2. Look for a Pattern within a Pattern
When you are dancing a new series of steps, chances are that some probably look familiar. Note the familiar one so that you can focus on the unique parts of the pattern. Oftentimes the routine will emphasize a particular part of the dance, whether it’s timing variation or arm styling etc… Learning these characteristics can help you create a story in your mind about the routine.
3. Memorize in Groups
When learning material, it is recommended to group it in sequences of three or four. Our brain is able to process these groups easier than longer or shorter sequences. Ever wonder why your zip code and telephone numbers are grouped that way?
4. Write it Down and Organize
When learning a routine, try taking notes right after. Even if you struggled to learn it quickly, having pointers for when you go home is helpful. What you write doesn’t have to be detailed or even written, some people draw pictures or simply use colors for those crazy moves that don’t have names. Once you take notes, you can go back and fill in detail, simply recalling the information will help you remember it later.

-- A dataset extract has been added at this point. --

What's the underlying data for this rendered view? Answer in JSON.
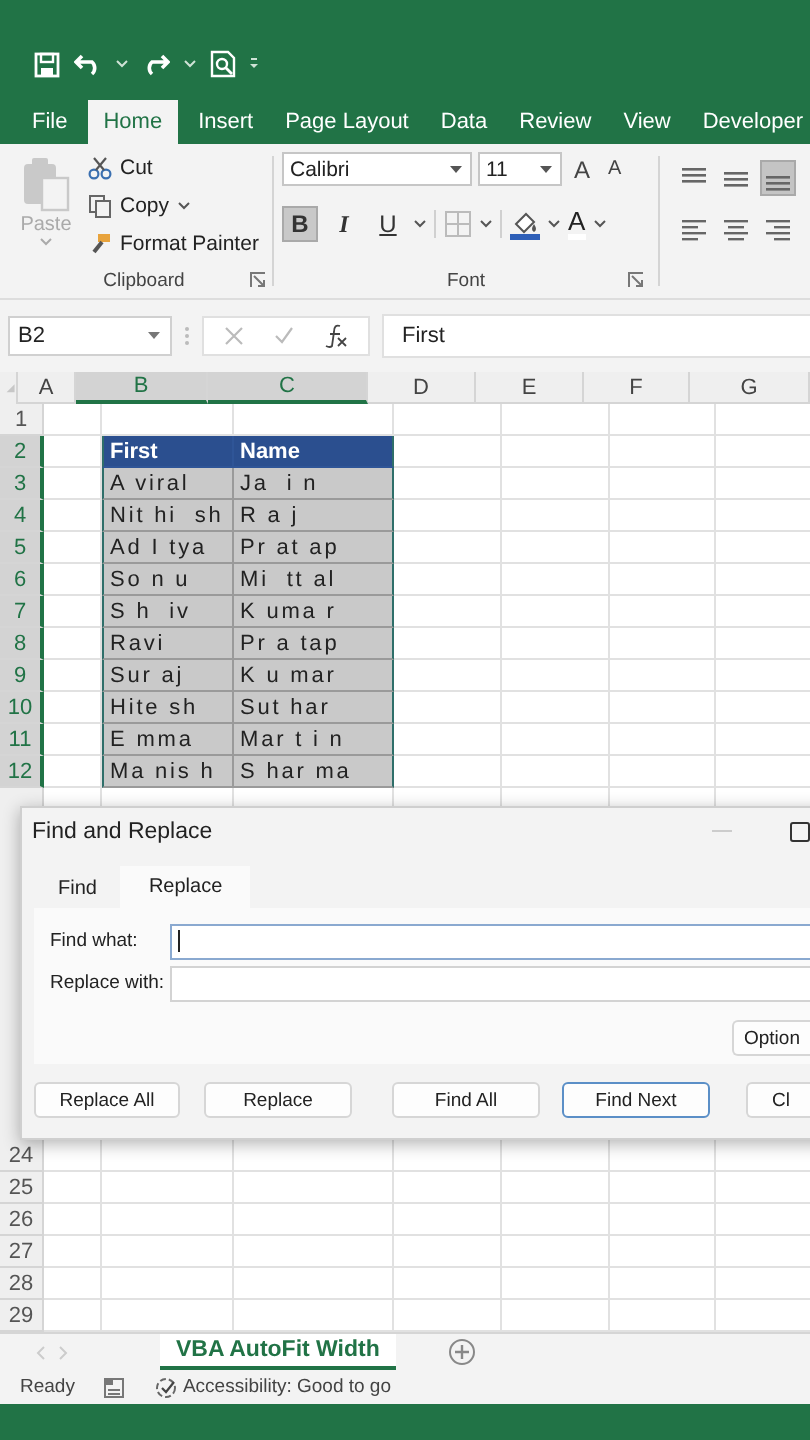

5. Vary how you Articulate your Rhythm
Verbally articulating your dance routine is one of the most beneficial ways to learn it and is not something we often learned in school. One of the things that makes dance more difficult is that we’re not just memorizing objects or words, but rather moments through time. Being able to articulate your rhythm will help you to remember what you’re doing before, during, and after a beat.
6. Use Body Cues
Whether you are leading or following, learn to develop both internal and external cues. For follows, if you feel his hand move, it’s a good bet that the lead is about to do an underarm turn, so practice what you need to do internally to make it feel good. For leads, learn to not rely on your partner for cues, but rather develop internal cues that you can use that will not only help lead your partner, but help you remember the next part of the dance.
7. Repetition is the Mother of Learning?
Memorizing information doesn’t necessarily mean being able to do it, but rather your ability to recall it at a moment’s notice. If you have learned the material, it is already in your brain; now, you have to learn how to recall the information. One of the most obvious ways to do so is to repeat it!
That being said, forcing yourself to recall it without any other cues is harder but more beneficial. Ever wonder why you remembered the question you got wrong on the test long after you took it? It’s because you spent more time trying to recall the information rather than simply passing over or through it. So, next time you try and read your notes or practice, stop in your last position and force yourself to recall and do it correctly. Even if you're standing in promenade for ten minutes! Don’t let your partner cue you, or start over again. Our brain hates doing this, because we’re forcing it to work –which is why it’s the single most effective way to memorize!
8. Set a Deadline
Nothing can be more motivating than setting a solid deadline for yourself. Your body will respond differently when it knows the pressure is on, and it will help you retain the information when you are about to perform or go to a party.
9. Dance it Slowly and Dance it Quickly
When you are learning something new, give your body and your mind time to acclimate. Oftentimes our brain knows what to do before our body does. Give your body a chance to process by slowing the movement until you can consistently work your way up to a faster tempo. One you’re able to dance it up to speed, dance it faster than it should be. This will ensure that you know the routine well enough to recall it. It will also give you a chance to practice it to varying speeds, forcing you to ‘slow-down’ when you go back to a normal tempo
10. Use Your Instructor
When you are first learning the steps your instructor gives you cues. However, you probably realize that once you have learned it, they won’t give cues. This tactic allows you to focus and develop your own inner body awareness without having to learn your partner’s part. By having your instructor simply do their part, you’re able to concentrate on what you need to be doing to make it feel good.
11. Know When to Rest
Oftentimes when we try too hard and are unsuccessful, it is because our body simply doesn’t have the capability yet. When we learn new information that our brain understands, but our body doesn’t, we need to give our bodies a chance to learn it by actually taking a break.
When we learn, our brains send electronic signals to the body by neurons. These pathways can be strengthened once we know the information by repetition (makes sure we know the right one!) However, before that can happen, it needs to create that pathway, which normally takes about 24 hours. So, once you’ve practiced, give your body a break to learn it –you can guarantee it is still working!